Ulama mengatakan bahwa tolong-menolong dalam dakwah merupa-kan salah-satu rukun dalam berdakwah kepada Alloh [swt]. Betapa pentingnya tolong-menolong dalam dakwah, sampai-sampai Nabi Musa [alayhis] memohon kepada Alloh [swt] seorang penolong dari kalangan keluarganya yaitu Nabi Harun untuk mensukseskan misi dakwahnya kepada Fir’aun. Dalam al-Qur’an Alloh [swt] abadikan do’a Nabi Musa [alayhis] ini yang artinya:
“Dan Jadikanlah untukku seorang penolong dari keluargaku.” (QS. Thoha [20]: 29)
Hendaklah umat Islam saling tolong-menolong dalam dakwah, karena tolong-menolong dalam dakwah akan memperkuat keberhasilan dakwah. Ingatlah ketika Alloh [saw] kisahkan tiga orang utusan yang diutus kepada penduduk suatu kampung.

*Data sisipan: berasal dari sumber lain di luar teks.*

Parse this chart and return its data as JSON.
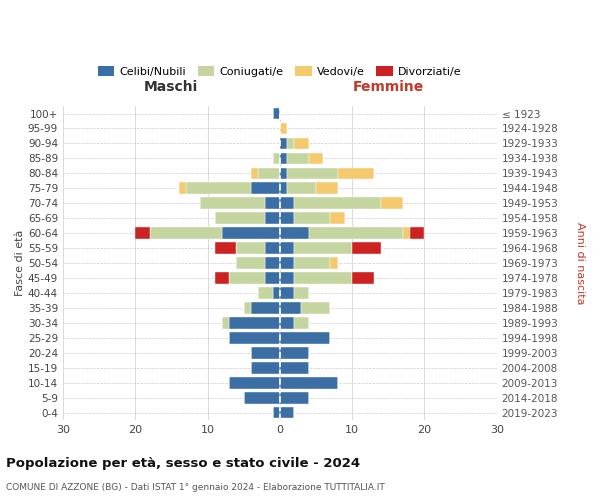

Alloh [swt] kisahkan di dalam al-Qur’an:
“(Yaitu) ketika Kami mengutus kepada mereka dua orang utusan, lalu mereka mendustakan keduanya; kemudian Kami kuatkan dengan (utusan) yang ketiga, maka ketiga utusan itu berkata: ‘Sesungguhnya Kami adalah orang-orang diutus kepada kalian’.” (QS. Yasin [36]:14)
Tolong-menolong dalam dakwah adalah wajib terlebih jika dakwah dalam keadaan terjepit. Ketika keadaan sulit Alloh [swt] menguji siapakah orang-orang yang benar-benar beriman yang akan menolong agama Alloh [swt]. Para penolong dakwah adalah hamba-hamba pilihan yang betul-betul menyerahkan dirinya hanya untuk Alloh [swt]. Seperti halnya hawariyun (sahabat setia) Isa [alayhis] yang menolong Nabi Isa [alayhis] ketika Bani Isroil mengingkari kenabian Nabi isa [alayhis].
Alloh [swt] berfirman:
“Maka tatkala Isa mengetahui keingkaran mereka (Bani lsroil) berkatalah dia: “Siapakah yang akan menjadi penolong-penolongku untuk (menegakkan agama) Alloh?” Para hawariyyin (sahabat-sahabat setia) menjawab: “Kamilah penolong-penolong (agama) Alloh, Kami beriman kepada Alloh; dan saksikanlah bahwa sesungguhnya Kami adalah orang-orang yang berserah diri.” (QS. Ali Imron [3]: 52)
Dakwah tidak dapat dilakukan secara personal-personal. Dakwah harus dilakukan secara berjama’ah dan terorganisir serta saling tolong-menolong.